Abstract

Approximately 50% of heart transplant (HT) programs utilize induction therapy (IT) with interleukin-2 receptor antagonists (IL2RA) or polyclonal anti-thymocyte antibodies (ATG). Adult HT recipients were identified in the UNOS Registry between 2010 and 2020. We compared mortality between IT strategies with competing risk analysis. A total of 28634 HT recipients were included in the study (50.1% no IT, 21.3% ATG, 27.9% IL2RA, .7% alemtuzumab, .01% OKT3).
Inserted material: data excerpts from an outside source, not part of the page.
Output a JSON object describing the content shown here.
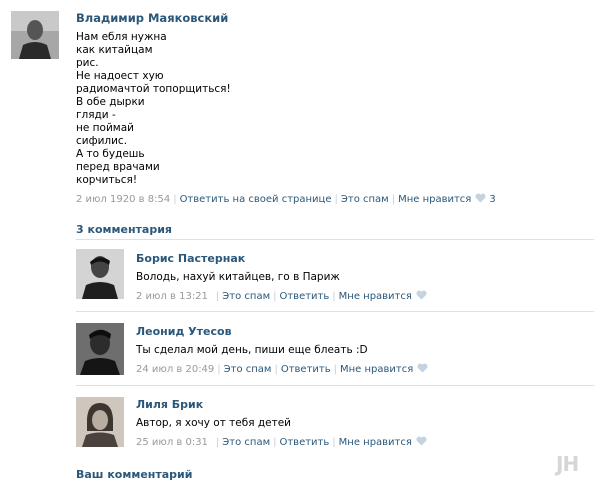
{
  "post": {
    "author": "Владимир Маяковский",
    "lines": [
      "Нам ебля нужна",
      "как китайцам",
      "рис.",
      "Не надоест хую",
      "радиомачтой топорщиться!",
      "В обе дырки",
      "гляди -",
      "не поймай",
      "сифилис.",
      "А то будешь",
      "перед врачами",
      "корчиться!"
    ],
    "date": "2 июл 1920 в 8:54",
    "reply_label": "Ответить на своей странице",
    "spam_label": "Это спам",
    "dislike_label": "Мне нравится",
    "like_count": "3"
  },
  "comments_header": "3 комментария",
  "comments": [
    {
      "author": "Борис Пастернак",
      "text": "Володь, нахуй китайцев, го в Париж",
      "date": "2 июл в 13:21",
      "spam_label": "Это спам",
      "reply_label": "Ответить",
      "like_label": "Мне нравится"
    },
    {
      "author": "Леонид Утесов",
      "text": "Ты сделал мой день, пиши еще блеать :D",
      "date": "24 июл в 20:49",
      "spam_label": "Это спам",
      "reply_label": "Ответить",
      "like_label": "Мне нравится"
    },
    {
      "author": "Лиля Брик",
      "text": "Автор, я хочу от тебя детей",
      "date": "25 июл в 0:31",
      "spam_label": "Это спам",
      "reply_label": "Ответить",
      "like_label": "Мне нравится"
    }
  ],
  "your_comment_label": "Ваш комментарий",
  "watermark": "JH",
  "colors": {
    "link": "#2b587a",
    "meta": "#999999",
    "separator": "#c6ced8",
    "heart": "#c5d2df",
    "divider": "#dae1e8"
  },
  "icons": {
    "like": "heart-icon"
  }
}
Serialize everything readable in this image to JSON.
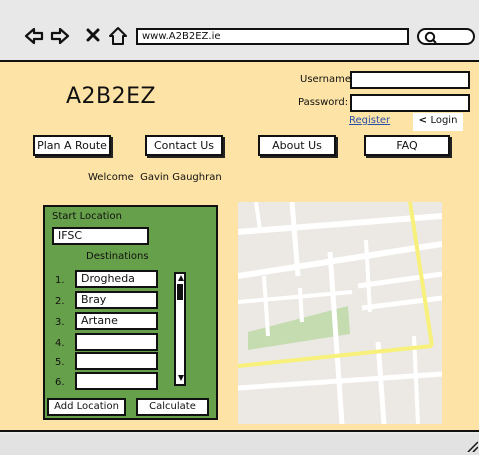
{
  "browser": {
    "url": "www.A2B2EZ.ie"
  },
  "header": {
    "logo": "A2B2EZ",
    "username_label": "Username:",
    "password_label": "Password:",
    "register_link": "Register",
    "login_button": "Login"
  },
  "nav": {
    "plan": "Plan A Route",
    "contact": "Contact Us",
    "about": "About Us",
    "faq": "FAQ"
  },
  "welcome": "Welcome  Gavin Gaughran",
  "planner": {
    "start_label": "Start Location",
    "start_value": "IFSC",
    "destinations_label": "Destinations",
    "destinations": [
      {
        "num": "1.",
        "value": "Drogheda"
      },
      {
        "num": "2.",
        "value": "Bray"
      },
      {
        "num": "3.",
        "value": "Artane"
      },
      {
        "num": "4.",
        "value": ""
      },
      {
        "num": "5.",
        "value": ""
      },
      {
        "num": "6.",
        "value": ""
      }
    ],
    "add_button": "Add Location",
    "calculate_button": "Calculate"
  },
  "colors": {
    "page_bg": "#fde4a6",
    "panel_green": "#66a04a",
    "map_bg": "#ece9e4",
    "map_road_yellow": "#f7f07a",
    "map_park": "#c4dcb0"
  }
}
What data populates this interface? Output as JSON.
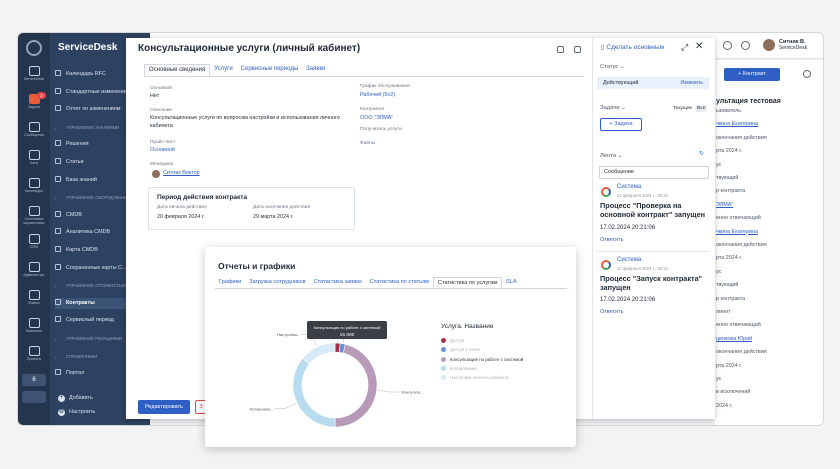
{
  "app": {
    "brand": "ServiceDesk"
  },
  "rail": {
    "items": [
      {
        "name": "rail-item-servicedesk",
        "label": "ServiceDesk",
        "active": false
      },
      {
        "name": "rail-item-tasks",
        "label": "Задачи",
        "active": true,
        "badge": "2"
      },
      {
        "name": "rail-item-messages",
        "label": "Сообщения",
        "active": false
      },
      {
        "name": "rail-item-chats",
        "label": "Чаты",
        "active": false
      },
      {
        "name": "rail-item-calendar",
        "label": "Календарь",
        "active": false
      },
      {
        "name": "rail-item-directory",
        "label": "Системные справочники",
        "active": false
      },
      {
        "name": "rail-item-crm",
        "label": "CRM",
        "active": false
      },
      {
        "name": "rail-item-admin",
        "label": "Администра.",
        "active": false
      },
      {
        "name": "rail-item-files",
        "label": "Файлы",
        "active": false
      },
      {
        "name": "rail-item-company",
        "label": "Компания",
        "active": false
      },
      {
        "name": "rail-item-projects",
        "label": "Проекты",
        "active": false
      }
    ],
    "bottom_badge": "6"
  },
  "nav": {
    "items": [
      {
        "name": "nav-rfc-calendar",
        "label": "Календарь RFC",
        "type": "item"
      },
      {
        "name": "nav-standard-changes",
        "label": "Стандартные изменения",
        "type": "item"
      },
      {
        "name": "nav-change-report",
        "label": "Отчет по изменениям",
        "type": "item"
      },
      {
        "name": "nav-section-knowledge",
        "label": "УПРАВЛЕНИЕ ЗНАНИЯМИ",
        "type": "section"
      },
      {
        "name": "nav-solutions",
        "label": "Решения",
        "type": "item"
      },
      {
        "name": "nav-articles",
        "label": "Статьи",
        "type": "item"
      },
      {
        "name": "nav-knowledge-base",
        "label": "База знаний",
        "type": "item"
      },
      {
        "name": "nav-section-equipment",
        "label": "УПРАВЛЕНИЕ ОБОРУДОВАНИЕМ И КЕ",
        "type": "section"
      },
      {
        "name": "nav-cmdb",
        "label": "CMDB",
        "type": "item"
      },
      {
        "name": "nav-cmdb-analytics",
        "label": "Аналитика CMDB",
        "type": "item"
      },
      {
        "name": "nav-cmdb-map",
        "label": "Карта CMDB",
        "type": "item"
      },
      {
        "name": "nav-saved-maps",
        "label": "Сохраненные карты С...",
        "type": "item"
      },
      {
        "name": "nav-section-cost",
        "label": "УПРАВЛЕНИЕ СТОИМОСТЬЮ УСЛУГ",
        "type": "section"
      },
      {
        "name": "nav-contracts",
        "label": "Контракты",
        "type": "active"
      },
      {
        "name": "nav-service-period",
        "label": "Сервисный период",
        "type": "item"
      },
      {
        "name": "nav-section-relations",
        "label": "УПРАВЛЕНИЕ РЕЛАЦИЯМИ",
        "type": "section"
      },
      {
        "name": "nav-section-directories",
        "label": "СПРАВОЧНИКИ",
        "type": "section"
      },
      {
        "name": "nav-portal",
        "label": "Портал",
        "type": "item"
      }
    ],
    "add_label": "Добавить",
    "settings_label": "Настроить"
  },
  "topbar": {
    "user_name": "Ситник В.",
    "user_org": "ServiceDesk"
  },
  "background": {
    "add_contract": "+ Контракт",
    "title_fragment": "ультация тестовая",
    "lines": [
      {
        "text": "ьзователь",
        "style": "plain"
      },
      {
        "text": "чкина Екатерина",
        "style": "link"
      },
      {
        "text": "окончания действия",
        "style": "plain"
      },
      {
        "text": "рта 2024 г.",
        "style": "plain"
      },
      {
        "text": "ус",
        "style": "plain"
      },
      {
        "text": "твующий",
        "style": "plain"
      },
      {
        "text": "р контракта",
        "style": "plain"
      },
      {
        "text": "ЭЛМА\"",
        "style": "link"
      },
      {
        "text": "енно отвечающий",
        "style": "plain"
      },
      {
        "text": "чкина Екатерина",
        "style": "link"
      },
      {
        "text": "окончания действия",
        "style": "plain"
      },
      {
        "text": "рта 2024 г.",
        "style": "plain"
      },
      {
        "text": "ус",
        "style": "plain"
      },
      {
        "text": "твующий",
        "style": "plain"
      },
      {
        "text": "р контракта",
        "style": "plain"
      },
      {
        "text": "лиент",
        "style": "plain"
      },
      {
        "text": "енно отвечающий",
        "style": "plain"
      },
      {
        "text": "ценкова Юрий",
        "style": "link"
      },
      {
        "text": "окончания действия",
        "style": "plain"
      },
      {
        "text": "рта 2024 г.",
        "style": "plain"
      },
      {
        "text": "ус",
        "style": "plain"
      },
      {
        "text": "в исключений",
        "style": "plain"
      },
      {
        "text": "2024 г.",
        "style": "plain"
      }
    ]
  },
  "modal": {
    "title": "Консультационные услуги (личный кабинет)",
    "tabs": [
      "Основные сведения",
      "Услуги",
      "Сервисные периоды",
      "Заявки"
    ],
    "fields": {
      "main_label": "Основной",
      "main_value": "Нет",
      "desc_label": "Описание",
      "desc_value": "Консультационные услуги по вопросам настройки и использования личного кабинета",
      "price_label": "Прайс-лист",
      "price_value": "Основной",
      "manager_label": "Менеджер",
      "manager_value": "Ситник Виктор",
      "schedule_label": "График обслуживания",
      "schedule_value": "Рабочий (5х2)",
      "contractor_label": "Контрагент",
      "contractor_value": "ООО \"ЭЛМА\"",
      "recipient_label": "Получатель услуги",
      "files_label": "Файлы"
    },
    "period": {
      "title": "Период действия контракта",
      "start_label": "Дата начала действия",
      "start_value": "20 февраля 2024 г.",
      "end_label": "Дата окончания действия",
      "end_value": "29 марта 2024 г."
    },
    "edit_button": "Редактировать",
    "ghost_button": "З",
    "side": {
      "make_main": "Сделать основным",
      "status_label": "Статус",
      "status_value": "Действующий",
      "status_change": "Изменить",
      "tasks_label": "Задачи",
      "filter_current": "Текущие",
      "filter_all": "Все",
      "add_task": "+ Задача",
      "feed_label": "Лента",
      "message_placeholder": "Сообщение",
      "feed": [
        {
          "author": "Система",
          "date": "17 февраля 2024 г., 20:21",
          "message": "Процесс \"Проверка на основной контракт\" запущен",
          "time": "17.02.2024 20:21:06",
          "reply": "Ответить"
        },
        {
          "author": "Система",
          "date": "17 февраля 2024 г., 20:21",
          "message": "Процесс \"Запуск контракта\" запущен",
          "time": "17.02.2024 20:21:06",
          "reply": "Ответить"
        }
      ]
    }
  },
  "reports": {
    "title": "Отчеты и графики",
    "tabs": [
      "Графики",
      "Загрузка сотрудников",
      "Статистика заявок",
      "Статистика по статьям",
      "Статистика по услугам",
      "SLA"
    ],
    "active_tab": 4,
    "tooltip": {
      "label": "Консультация по работе с системой",
      "value": "15 000"
    }
  },
  "chart_data": {
    "type": "pie",
    "donut": true,
    "legend_title": "Услуга. Название",
    "legend_position": "right",
    "slices": [
      {
        "label": "Доступ",
        "short": "Доступ",
        "value": 2,
        "color": "#a3324a"
      },
      {
        "label": "Доступ к папке",
        "short": "Доступ к п...",
        "value": 2,
        "color": "#6b8fd6"
      },
      {
        "label": "Консультация по работе с системой",
        "short": "Консульта...",
        "value": 46,
        "color": "#b79ab8"
      },
      {
        "label": "Копирование",
        "short": "Копирован...",
        "value": 36,
        "color": "#b8dcef"
      },
      {
        "label": "Настройка личного кабинета",
        "short": "Настройка...",
        "value": 14,
        "color": "#d5ebf7"
      }
    ]
  }
}
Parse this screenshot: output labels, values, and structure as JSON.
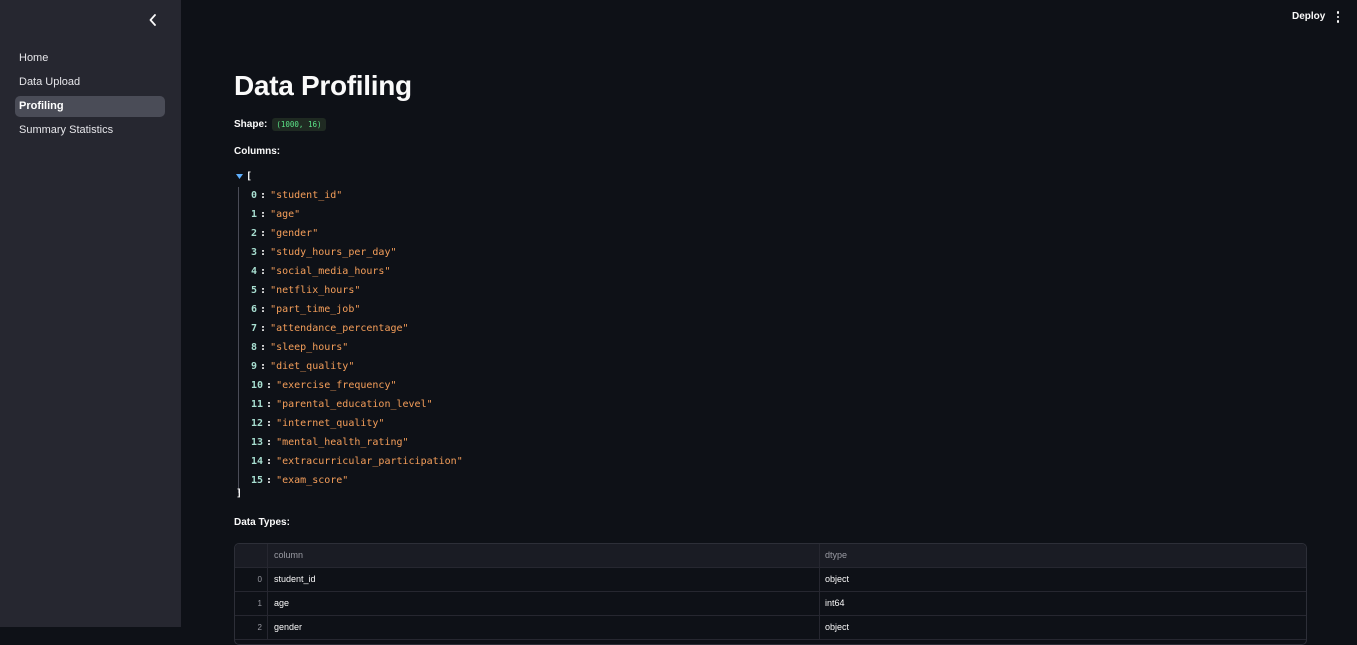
{
  "sidebar": {
    "collapse_icon": "chevron-left-icon",
    "items": [
      {
        "label": "Home",
        "active": false
      },
      {
        "label": "Data Upload",
        "active": false
      },
      {
        "label": "Profiling",
        "active": true
      },
      {
        "label": "Summary Statistics",
        "active": false
      }
    ]
  },
  "toolbar": {
    "deploy_label": "Deploy",
    "menu_icon": "kebab-menu-icon"
  },
  "main": {
    "title": "Data Profiling",
    "shape_label": "Shape:",
    "shape_value": "(1000, 16)",
    "columns_label": "Columns:",
    "json": {
      "open_bracket": "[",
      "close_bracket": "]",
      "items": [
        {
          "index": "0",
          "value": "\"student_id\""
        },
        {
          "index": "1",
          "value": "\"age\""
        },
        {
          "index": "2",
          "value": "\"gender\""
        },
        {
          "index": "3",
          "value": "\"study_hours_per_day\""
        },
        {
          "index": "4",
          "value": "\"social_media_hours\""
        },
        {
          "index": "5",
          "value": "\"netflix_hours\""
        },
        {
          "index": "6",
          "value": "\"part_time_job\""
        },
        {
          "index": "7",
          "value": "\"attendance_percentage\""
        },
        {
          "index": "8",
          "value": "\"sleep_hours\""
        },
        {
          "index": "9",
          "value": "\"diet_quality\""
        },
        {
          "index": "10",
          "value": "\"exercise_frequency\""
        },
        {
          "index": "11",
          "value": "\"parental_education_level\""
        },
        {
          "index": "12",
          "value": "\"internet_quality\""
        },
        {
          "index": "13",
          "value": "\"mental_health_rating\""
        },
        {
          "index": "14",
          "value": "\"extracurricular_participation\""
        },
        {
          "index": "15",
          "value": "\"exam_score\""
        }
      ]
    },
    "dtypes_label": "Data Types:",
    "table": {
      "headers": {
        "column": "column",
        "dtype": "dtype"
      },
      "rows": [
        {
          "index": "0",
          "column": "student_id",
          "dtype": "object"
        },
        {
          "index": "1",
          "column": "age",
          "dtype": "int64"
        },
        {
          "index": "2",
          "column": "gender",
          "dtype": "object"
        }
      ]
    }
  },
  "colors": {
    "background": "#0e1117",
    "sidebar": "#262730",
    "active_nav": "#4a4c57",
    "json_index": "#a8dfd1",
    "json_string": "#f49e5a",
    "code_green": "#5ce488"
  }
}
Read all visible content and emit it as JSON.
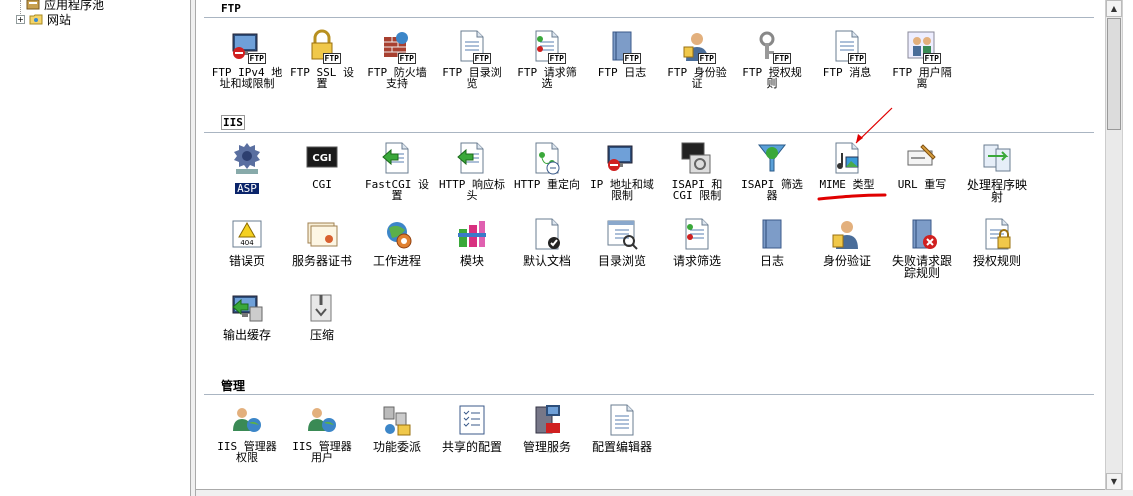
{
  "tree": {
    "items": [
      {
        "label": "应用程序池",
        "icon": "app-pool-icon"
      },
      {
        "label": "网站",
        "icon": "sites-folder-icon",
        "expander": "+"
      }
    ]
  },
  "groups": {
    "ftp": {
      "title": "FTP"
    },
    "iis": {
      "title": "IIS"
    },
    "manage": {
      "title": "管理"
    }
  },
  "features": {
    "ftp": [
      {
        "line1": "FTP IPv4 地",
        "line2": "址和域限制",
        "icon": "ftp-ipv4-icon"
      },
      {
        "line1": "FTP SSL 设",
        "line2": "置",
        "icon": "ftp-ssl-icon"
      },
      {
        "line1": "FTP 防火墙",
        "line2": "支持",
        "icon": "ftp-firewall-icon"
      },
      {
        "line1": "FTP 目录浏",
        "line2": "览",
        "icon": "ftp-directory-icon"
      },
      {
        "line1": "FTP 请求筛",
        "line2": "选",
        "icon": "ftp-request-filter-icon"
      },
      {
        "line1": "FTP 日志",
        "line2": "",
        "icon": "ftp-logging-icon"
      },
      {
        "line1": "FTP 身份验",
        "line2": "证",
        "icon": "ftp-auth-icon"
      },
      {
        "line1": "FTP 授权规",
        "line2": "则",
        "icon": "ftp-authz-icon"
      },
      {
        "line1": "FTP 消息",
        "line2": "",
        "icon": "ftp-messages-icon"
      },
      {
        "line1": "FTP 用户隔",
        "line2": "离",
        "icon": "ftp-user-isolation-icon"
      }
    ],
    "iis_row1": [
      {
        "line1": "ASP",
        "line2": "",
        "icon": "asp-icon",
        "selected": true
      },
      {
        "line1": "CGI",
        "line2": "",
        "icon": "cgi-icon"
      },
      {
        "line1": "FastCGI 设",
        "line2": "置",
        "icon": "fastcgi-icon"
      },
      {
        "line1": "HTTP 响应标",
        "line2": "头",
        "icon": "http-headers-icon"
      },
      {
        "line1": "HTTP 重定向",
        "line2": "",
        "icon": "http-redirect-icon"
      },
      {
        "line1": "IP 地址和域",
        "line2": "限制",
        "icon": "ip-restrictions-icon"
      },
      {
        "line1": "ISAPI 和",
        "line2": "CGI 限制",
        "icon": "isapi-cgi-icon"
      },
      {
        "line1": "ISAPI 筛选",
        "line2": "器",
        "icon": "isapi-filters-icon"
      },
      {
        "line1": "MIME 类型",
        "line2": "",
        "icon": "mime-types-icon"
      },
      {
        "line1": "URL 重写",
        "line2": "",
        "icon": "url-rewrite-icon"
      },
      {
        "line1": "处理程序映",
        "line2": "射",
        "icon": "handler-mappings-icon"
      }
    ],
    "iis_row2": [
      {
        "line1": "错误页",
        "line2": "",
        "icon": "error-pages-icon"
      },
      {
        "line1": "服务器证书",
        "line2": "",
        "icon": "server-certs-icon"
      },
      {
        "line1": "工作进程",
        "line2": "",
        "icon": "worker-process-icon"
      },
      {
        "line1": "模块",
        "line2": "",
        "icon": "modules-icon"
      },
      {
        "line1": "默认文档",
        "line2": "",
        "icon": "default-doc-icon"
      },
      {
        "line1": "目录浏览",
        "line2": "",
        "icon": "dir-browse-icon"
      },
      {
        "line1": "请求筛选",
        "line2": "",
        "icon": "request-filter-icon"
      },
      {
        "line1": "日志",
        "line2": "",
        "icon": "logging-icon"
      },
      {
        "line1": "身份验证",
        "line2": "",
        "icon": "authentication-icon"
      },
      {
        "line1": "失败请求跟",
        "line2": "踪规则",
        "icon": "failed-request-icon"
      },
      {
        "line1": "授权规则",
        "line2": "",
        "icon": "authorization-icon"
      }
    ],
    "iis_row3": [
      {
        "line1": "输出缓存",
        "line2": "",
        "icon": "output-cache-icon"
      },
      {
        "line1": "压缩",
        "line2": "",
        "icon": "compression-icon"
      }
    ],
    "manage": [
      {
        "line1": "IIS 管理器",
        "line2": "权限",
        "icon": "iis-mgr-perms-icon"
      },
      {
        "line1": "IIS 管理器",
        "line2": "用户",
        "icon": "iis-mgr-users-icon"
      },
      {
        "line1": "功能委派",
        "line2": "",
        "icon": "feature-delegation-icon"
      },
      {
        "line1": "共享的配置",
        "line2": "",
        "icon": "shared-config-icon"
      },
      {
        "line1": "管理服务",
        "line2": "",
        "icon": "mgmt-service-icon"
      },
      {
        "line1": "配置编辑器",
        "line2": "",
        "icon": "config-editor-icon"
      }
    ]
  },
  "badge_text": "FTP",
  "cgi_icon_text": "CGI",
  "colors": {
    "selection": "#0a246a",
    "annotation": "#e00000",
    "group_rule": "#aab5c2"
  }
}
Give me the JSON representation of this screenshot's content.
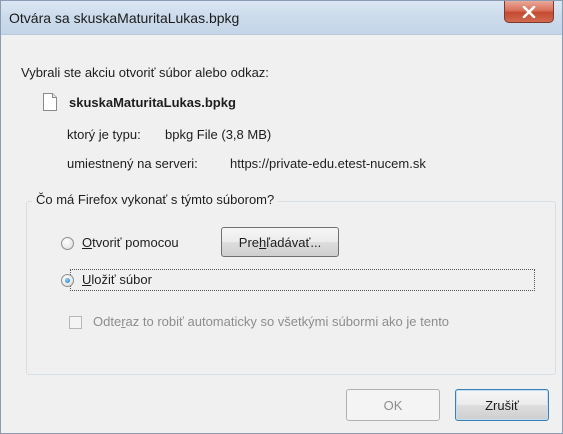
{
  "window": {
    "title": "Otvára sa skuskaMaturitaLukas.bpkg",
    "close_glyph": "✕"
  },
  "dialog": {
    "intro": "Vybrali ste akciu otvoriť súbor alebo odkaz:",
    "file_name": "skuskaMaturitaLukas.bpkg",
    "file_icon": "document-icon",
    "type_label": "ktorý je typu:",
    "type_value": "bpkg File (3,8 MB)",
    "server_label": "umiestnený na serveri:",
    "server_value": "https://private-edu.etest-nucem.sk"
  },
  "action_group": {
    "legend": "Čo má Firefox vykonať s týmto súborom?",
    "open_with": {
      "mnemonic": "O",
      "rest": "tvoriť pomocou",
      "selected": false
    },
    "browse_button": {
      "pre": "Pre",
      "mnemonic": "h",
      "post": "ľadávať..."
    },
    "save_file": {
      "mnemonic": "U",
      "rest": "ložiť súbor",
      "selected": true
    },
    "auto_checkbox": {
      "pre": "Odte",
      "mnemonic": "r",
      "post": "az to robiť automaticky so všetkými súbormi ako je tento",
      "checked": false,
      "enabled": false
    }
  },
  "buttons": {
    "ok": "OK",
    "cancel": "Zrušiť"
  }
}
Adjusted all-cause, 30day and 1year mortality were lower among those treated with IT than no IT (sub-hazard ratio [SHR] .87, 95% CI .79-.96, SHR .86, .76-.97, SHR .76, .63-.93, P=.007, respectively). In propensity score matching analysis IT was associated with lower 30-day and 1-year mortality. IL2RA had higher all-cause and 1-year mortality than ATG (SHR 1.41, 95% CI 1.23-1.69 and 1.55, 95% CI 1.29-1.88, respectively). Utilization of IT was associated with significantly lower risk of treated rejection at 1year after HT compared with no IT (relative risk ratio [RRR] .79) and similarly ATG compared with IL2RA (RRR .51). IT was associated with lower mortality and treated rejection episodes than no IT. IL2RA is the most used IT approach but ATG has lower risk of treated rejection and mortality.